Tout se passe comme s’ils avaient peur de transformer l’essai et d’ouvrir la voie à une aventure vers l’inconnu.

Le vote FN serait ainsi  un défouloir. Un avertissement aux PS et aux Républicains  en attendant qu’un jour qu’ils ne leur infligent le carton rouge.  Et du vote-sanction temporaire on passe au vote-exclusion definitive.  Pour l’instant ils ne sont pas prêts à franchir le pas et créer une dynamique importante qui pourrait faire passer un parti trouble-fête à un parti de pouvoir. Confier les rênes du pays à un parti qui a beau apparaître comme un parti souverainiste, « sécuritaire  » et moins marqué par sa mansuétude pour l’islam reste pour les Français un pari très risqué. 90 %  des Français doutent par ecemple de ses capacités à redresser l’économie française. Il ne peut y avoir de lutte contre le chômage sans le retour de la croissance econimique. On ne peut pas lutter contre l’insécurité si on laisse prospèrer le chômage. Un cercle vicieux que le FN aura du mal à le résoudre.

Etre en tête des sondages ne garantit pas le succès final. Il peut espèrer séduire de nouveaux électeurs mais de là à l’imaginer exploser son électorat de plus de 170 %  il est à douter que les Français se découvrent soudainement une fibre frontiste.

En toute évidence plus les électeurs sont moins enclins à l’abstention plus sa part du gâteau électoral est impactée à la baisse. Ses 30 %  qu’il revendiquent sont baissent mécaniquement en cas de forte mobilisation électorale

En effet, si l’on s’en tient à la dernière présidentielle de 2012 où le taux de participation était de 80% contrairement aux élections intermédiaires régionales, municipales et européennes où le taux de participation est situé dans une fourchette de 43 à 53% où les enjeux de toutes sortes sont moins risqués pour les électeurs, le FN natonal pourrait être assurer d’obtenir 20 %  de voix. C’est-à-dire 7 millions rapportés à 35 à 36 millions votants.

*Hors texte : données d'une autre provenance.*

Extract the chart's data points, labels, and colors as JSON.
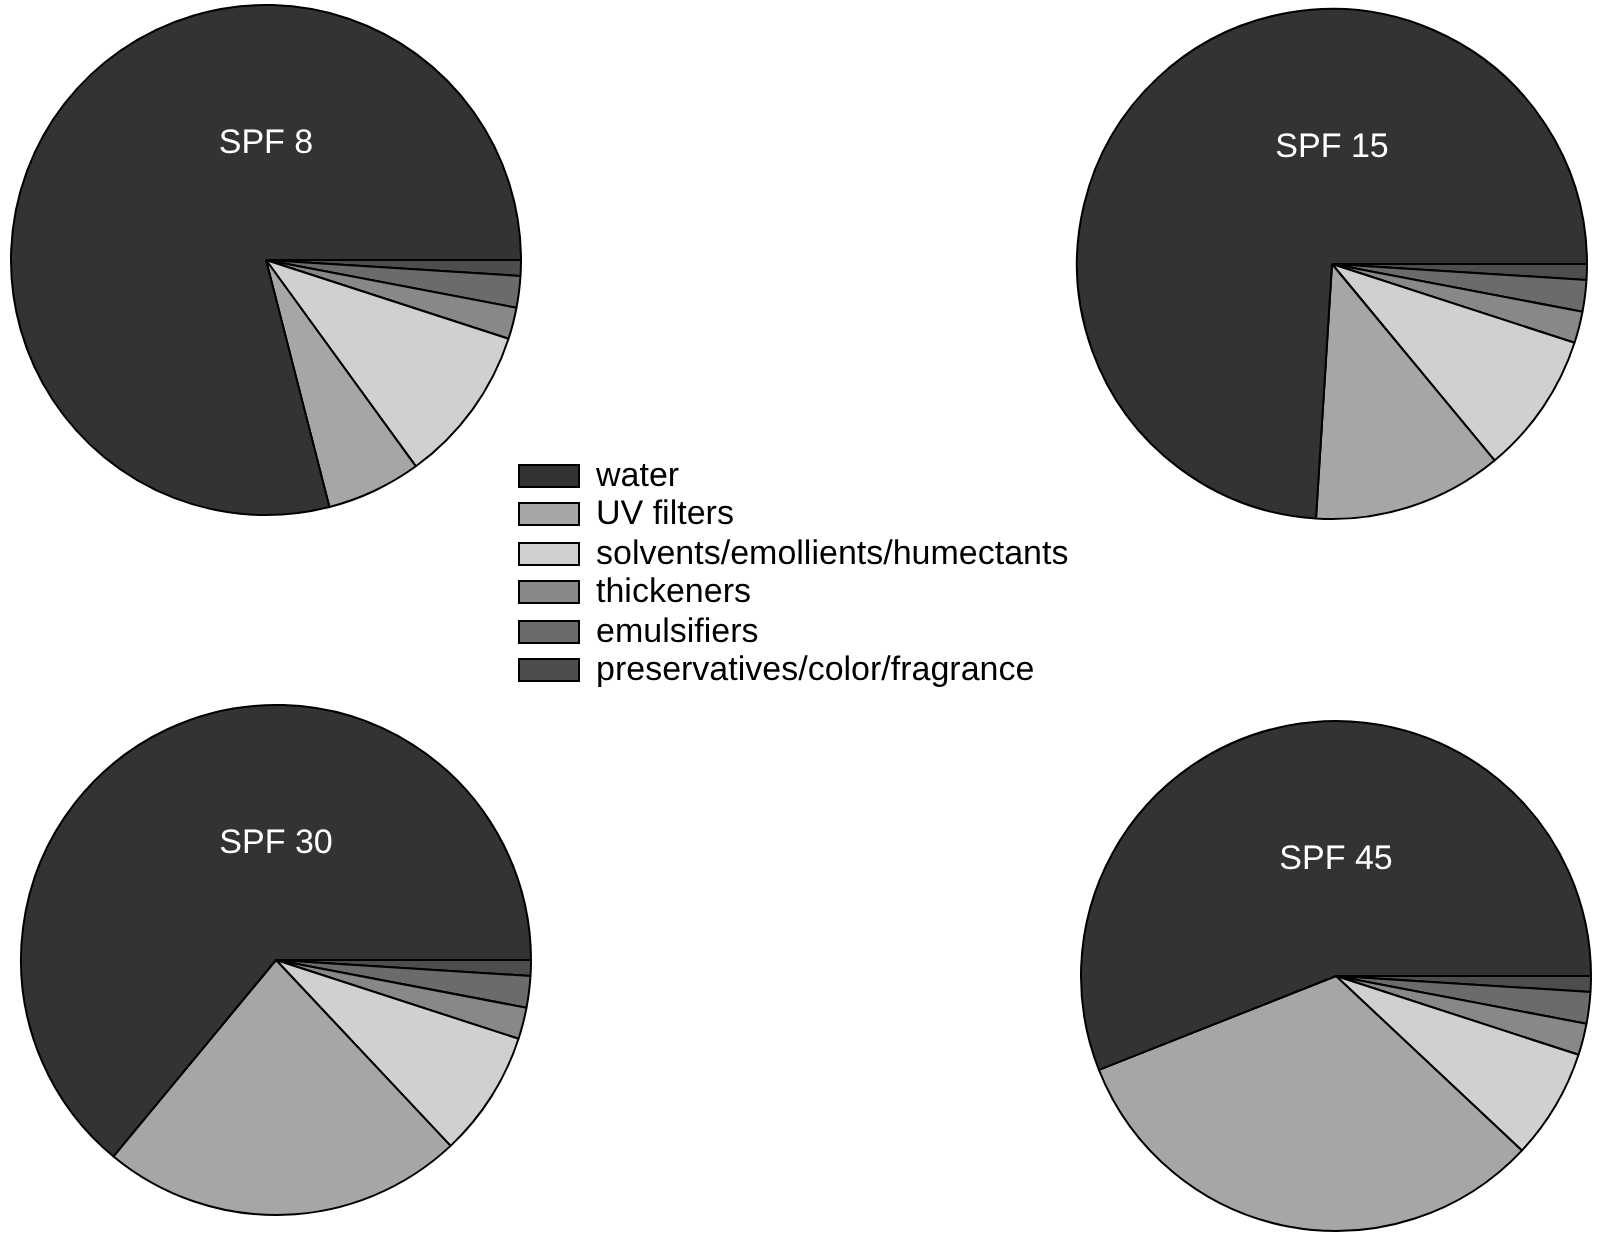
{
  "chart_data": [
    {
      "type": "pie",
      "title": "SPF 8",
      "legend": "bottom right",
      "categories": [
        "water",
        "UV filters",
        "solvents/emollients/humectants",
        "thickeners",
        "emulsifiers",
        "preservatives/color/fragrance"
      ],
      "values": [
        79,
        6,
        10,
        2,
        2,
        1
      ],
      "colors": [
        "#333333",
        "#a6a6a6",
        "#d0d0d0",
        "#888888",
        "#6b6b6b",
        "#4d4d4d"
      ]
    },
    {
      "type": "pie",
      "title": "SPF 15",
      "values": [
        74,
        12,
        9,
        2,
        2,
        1
      ],
      "colors": [
        "#333333",
        "#a6a6a6",
        "#d0d0d0",
        "#888888",
        "#6b6b6b",
        "#4d4d4d"
      ]
    },
    {
      "type": "pie",
      "title": "SPF 30",
      "values": [
        64,
        23,
        8,
        2,
        2,
        1
      ],
      "colors": [
        "#333333",
        "#a6a6a6",
        "#d0d0d0",
        "#888888",
        "#6b6b6b",
        "#4d4d4d"
      ]
    },
    {
      "type": "pie",
      "title": "SPF 45",
      "values": [
        56,
        32,
        7,
        2,
        2,
        1
      ],
      "colors": [
        "#333333",
        "#a6a6a6",
        "#d0d0d0",
        "#888888",
        "#6b6b6b",
        "#4d4d4d"
      ]
    }
  ]
}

Pour arriver à ses fins il faudrait que Marine Le Pen soit crédité d’au moins 18 millions de voix. Elle est loin de disposer d’une réserve de voix « naturelle »  une sorte de soupape de sécurité dont bénéfice les candidats républicains.

Autant ses adversaires Macron, Fillon ou Juppé voire Hamon, ce qui sera un Waterloo électoral, sont potentiellement en état d’atteindre ce fameux seuil au 2 e tour grâce au report de voix « républicaines » autant elle aura du mal à y arriver et casser ce fameux plafond de verre.

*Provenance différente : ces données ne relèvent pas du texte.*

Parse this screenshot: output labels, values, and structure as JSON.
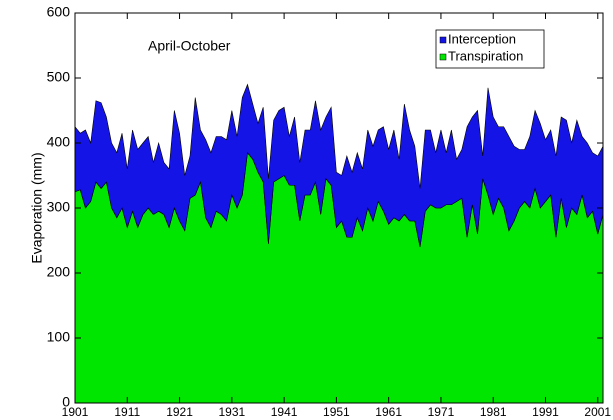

Rien que le cumul théorique des voix de Macron, Mélenchon et Hamon dépasserait les 50% d’intentions de vote. Sauf une désaffection totale de leurs électeurs pourrait lui garantir un succès dès le premier tour. Ce qui est inenvisageable.

La cuisine électorale n’est certes pas une science exacte c’est pourquoi il ne faut pas trop tirer de plan sur la comète avec des électeurs versatiles et qui votent selon leurs humeurs.

Le vote est aussi un électeur dans son isoloir.

Beaucoup d’électeurs du FN votaient traditionnellement à gauche, ils pourraient toujours être tentés par leurs vieux démons.